I expected to spend only a few hours top at the data centre, but it turned out that I spent over 8 hours there. With the system almost working and I was ready to go home, I decided that it would be a good idea to duplicate the boot partition onto the not-yet-sync’ed HD, but that for some reasons gave me kernel panics and the system refused to boot up anymore. Disconnecting the 2nd HD solved the problem, so did configuring the 2nd HD and the DVD reader to use Cable Select on the IDE bus. Then I realized that, with the old and new RAID components on the same system, mother would prompt for manual selection of the root component and couldn’t otherwise boot automatically into a servicing state allowing remote administration. I also wasn’t comfortable doing the RAID reorganization remotely—-turned out that it was a good thing I did it onsite, as the RAID control software was crashing the kernel into the kernel debugger all over the place, needing hard reboots from the console. It took a bit over two hours to rebuild the software RAID (reconstruct data and then reconstruct parity, the latter I never understands why, as it’s RAID1 mirroring and no parity calculation is really necessary), but it was worth it, ‘cos I won’t have to go back to work on mother at the data centre for quite some time (althou one of the less-important fans in the front is starting to act up, and will need to be replaced in due course, but this is not urgent).
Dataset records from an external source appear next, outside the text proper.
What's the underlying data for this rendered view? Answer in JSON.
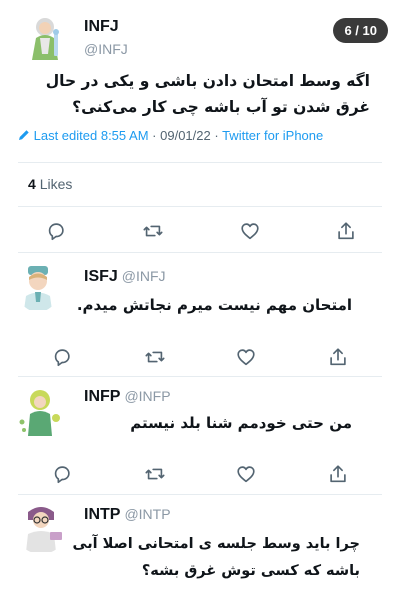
{
  "page_counter": "6 / 10",
  "main_tweet": {
    "name": "INFJ",
    "handle": "@INFJ",
    "text_line1": "اگه وسط امتحان دادن باشی و یکی در حال",
    "text_line2": "غرق شدن تو آب باشه چی کار می‌کنی؟",
    "edited_label": "Last edited 8:55 AM",
    "date": "09/01/22",
    "source": "Twitter for iPhone",
    "likes_count": "4",
    "likes_label": "Likes"
  },
  "replies": [
    {
      "name": "ISFJ",
      "handle": "@INFJ",
      "text": "امتحان مهم نیست میرم نجاتش میدم."
    },
    {
      "name": "INFP",
      "handle": "@INFP",
      "text": "من حتی خودمم شنا بلد نیستم"
    },
    {
      "name": "INTP",
      "handle": "@INTP",
      "text_line1": "چرا باید وسط جلسه ی امتحانی اصلا آبی",
      "text_line2": "باشه که کسی توش غرق بشه؟"
    }
  ],
  "icons": [
    "reply-icon",
    "retweet-icon",
    "like-icon",
    "share-icon",
    "pencil-icon"
  ],
  "colors": {
    "link": "#1d9bf0",
    "muted": "#536471",
    "handle": "#8b98a5",
    "divider": "#e6ecf0"
  }
}
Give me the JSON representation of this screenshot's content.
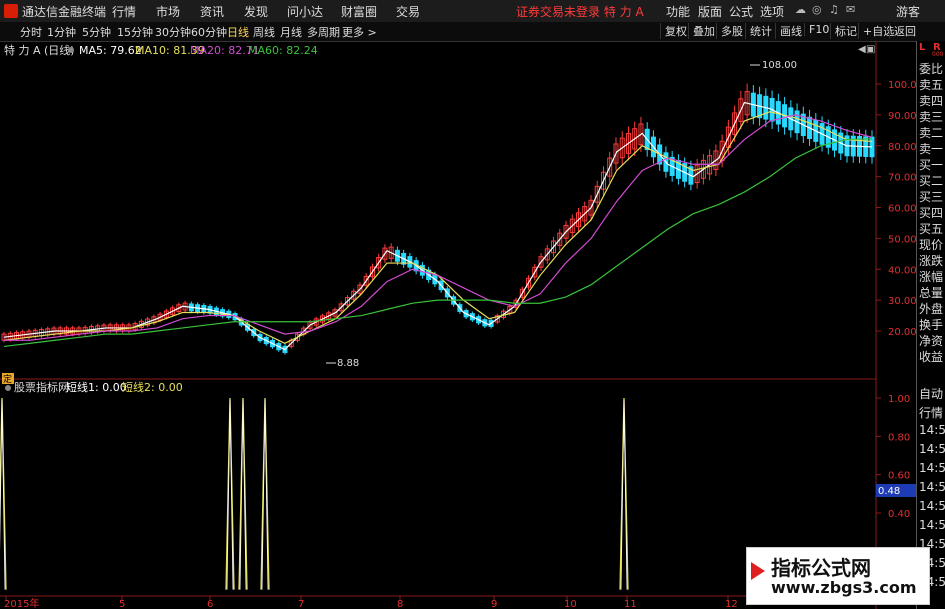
{
  "menubar": {
    "app_title": "通达信金融终端",
    "items": [
      "行情",
      "市场",
      "资讯",
      "发现",
      "问小达",
      "财富圈",
      "交易"
    ],
    "login_status": "证券交易未登录  特 力 A",
    "right_items": [
      "功能",
      "版面",
      "公式",
      "选项"
    ],
    "guest": "游客"
  },
  "toolbar": {
    "periods": [
      "分时",
      "1分钟",
      "5分钟",
      "15分钟",
      "30分钟",
      "60分钟",
      "日线",
      "周线",
      "月线",
      "多周期",
      "更多 >"
    ],
    "active_period": "日线",
    "right_buttons": [
      "复权",
      "叠加",
      "多股",
      "统计",
      "画线",
      "F10",
      "标记",
      "+自选",
      "返回"
    ]
  },
  "main_chart": {
    "stock_label": "特 力 A  (日线)",
    "ma_labels": [
      {
        "text": "MA5: 79.62",
        "color": "#ffffff"
      },
      {
        "text": "MA10: 81.39",
        "color": "#e8e05a"
      },
      {
        "text": "MA20: 82.71",
        "color": "#d24bd2"
      },
      {
        "text": "MA60: 82.24",
        "color": "#39c239"
      }
    ],
    "high_annotation": "108.00",
    "low_annotation": "8.88",
    "y_ticks": [
      "100.0",
      "90.00",
      "80.00",
      "70.00",
      "60.00",
      "50.00",
      "40.00",
      "30.00",
      "20.00"
    ],
    "ding_marker": "定"
  },
  "indicator_panel": {
    "name": "股票指标网",
    "line1_label": "短线1: 0.00",
    "line2_label": "短线2: 0.00",
    "y_ticks": [
      "1.00",
      "0.80",
      "0.60",
      "0.40"
    ],
    "highlight_value": "0.48"
  },
  "x_axis": {
    "labels": [
      "2015年",
      "5",
      "6",
      "7",
      "8",
      "9",
      "10",
      "11",
      "12"
    ]
  },
  "right_panel": {
    "top_chars": [
      "L",
      "R"
    ],
    "top_sub": "000",
    "rows": [
      "委比",
      "卖五",
      "卖四",
      "卖三",
      "卖二",
      "卖一",
      "买一",
      "买二",
      "买三",
      "买四",
      "买五",
      "现价",
      "涨跌",
      "涨幅",
      "总量",
      "外盘",
      "换手",
      "净资",
      "收益"
    ],
    "lower_rows": [
      "自动",
      "行情",
      "14:50",
      "14:50",
      "14:50",
      "14:50",
      "14:50",
      "14:50",
      "14:50",
      "14:50",
      "14:50"
    ]
  },
  "watermark": {
    "title": "指标公式网",
    "url": "www.zbgs3.com"
  },
  "chart_data": [
    {
      "type": "candlestick",
      "title": "特 力 A (日线)",
      "x_labels": [
        "2015年",
        "5",
        "6",
        "7",
        "8",
        "9",
        "10",
        "11",
        "12"
      ],
      "ylim": [
        10,
        110
      ],
      "series": [
        {
          "name": "MA5",
          "values": [
            18,
            19,
            20,
            20,
            21,
            21,
            24,
            28,
            27,
            25,
            18,
            14,
            22,
            26,
            34,
            46,
            42,
            36,
            26,
            22,
            28,
            42,
            52,
            60,
            78,
            84,
            74,
            70,
            76,
            94,
            92,
            88,
            84,
            80,
            79.62
          ]
        },
        {
          "name": "MA10",
          "values": [
            17,
            18,
            19,
            20,
            20,
            21,
            23,
            26,
            26,
            25,
            20,
            16,
            20,
            24,
            32,
            42,
            42,
            38,
            30,
            24,
            26,
            38,
            48,
            56,
            72,
            80,
            76,
            72,
            74,
            88,
            91,
            89,
            86,
            82,
            81.39
          ]
        },
        {
          "name": "MA20",
          "values": [
            17,
            17,
            18,
            19,
            20,
            20,
            21,
            24,
            25,
            25,
            22,
            19,
            20,
            23,
            28,
            36,
            40,
            38,
            34,
            30,
            28,
            32,
            42,
            50,
            62,
            72,
            76,
            74,
            74,
            82,
            88,
            90,
            88,
            85,
            82.71
          ]
        },
        {
          "name": "MA60",
          "values": [
            15,
            16,
            17,
            18,
            19,
            19,
            20,
            21,
            22,
            23,
            23,
            23,
            23,
            24,
            25,
            27,
            29,
            30,
            30,
            30,
            29,
            29,
            31,
            35,
            41,
            47,
            53,
            58,
            61,
            65,
            70,
            76,
            80,
            82,
            82.24
          ]
        }
      ],
      "annotations": [
        {
          "text": "108.00",
          "type": "high"
        },
        {
          "text": "8.88",
          "type": "low"
        }
      ]
    },
    {
      "type": "line",
      "title": "股票指标网",
      "ylim": [
        0,
        1.1
      ],
      "series": [
        {
          "name": "短线1",
          "values": [
            1,
            0,
            0,
            0,
            0,
            0,
            1,
            1,
            1,
            0,
            0,
            0,
            0,
            0,
            0,
            0,
            0,
            0,
            0,
            0,
            0,
            0,
            0,
            0,
            0,
            1,
            0,
            0,
            0,
            0,
            0,
            0,
            0,
            0,
            0
          ]
        },
        {
          "name": "短线2",
          "values": [
            1,
            0,
            0,
            0,
            0,
            0,
            1,
            1,
            1,
            0,
            0,
            0,
            0,
            0,
            0,
            0,
            0,
            0,
            0,
            0,
            0,
            0,
            0,
            0,
            0,
            1,
            0,
            0,
            0,
            0,
            0,
            0,
            0,
            0,
            0
          ]
        }
      ]
    }
  ]
}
Switched POP3/IMAP server software from Courier IMAP to Dovecot, which should be much faster. Minor glitches with existing folders disappearing from the email clients, but under Thunderbird it’s just a matter of re-subscribing those folders. No big deal. Also lost MD5-challenge-response feature, but we could just use POP3/IMAP over SSL instead.
James also helped me out with testing Sendmail over TLS/SSL. Finally got it all working just earlier in the evening.
I’ll probably setup a Wiki for the upgrade/update notes.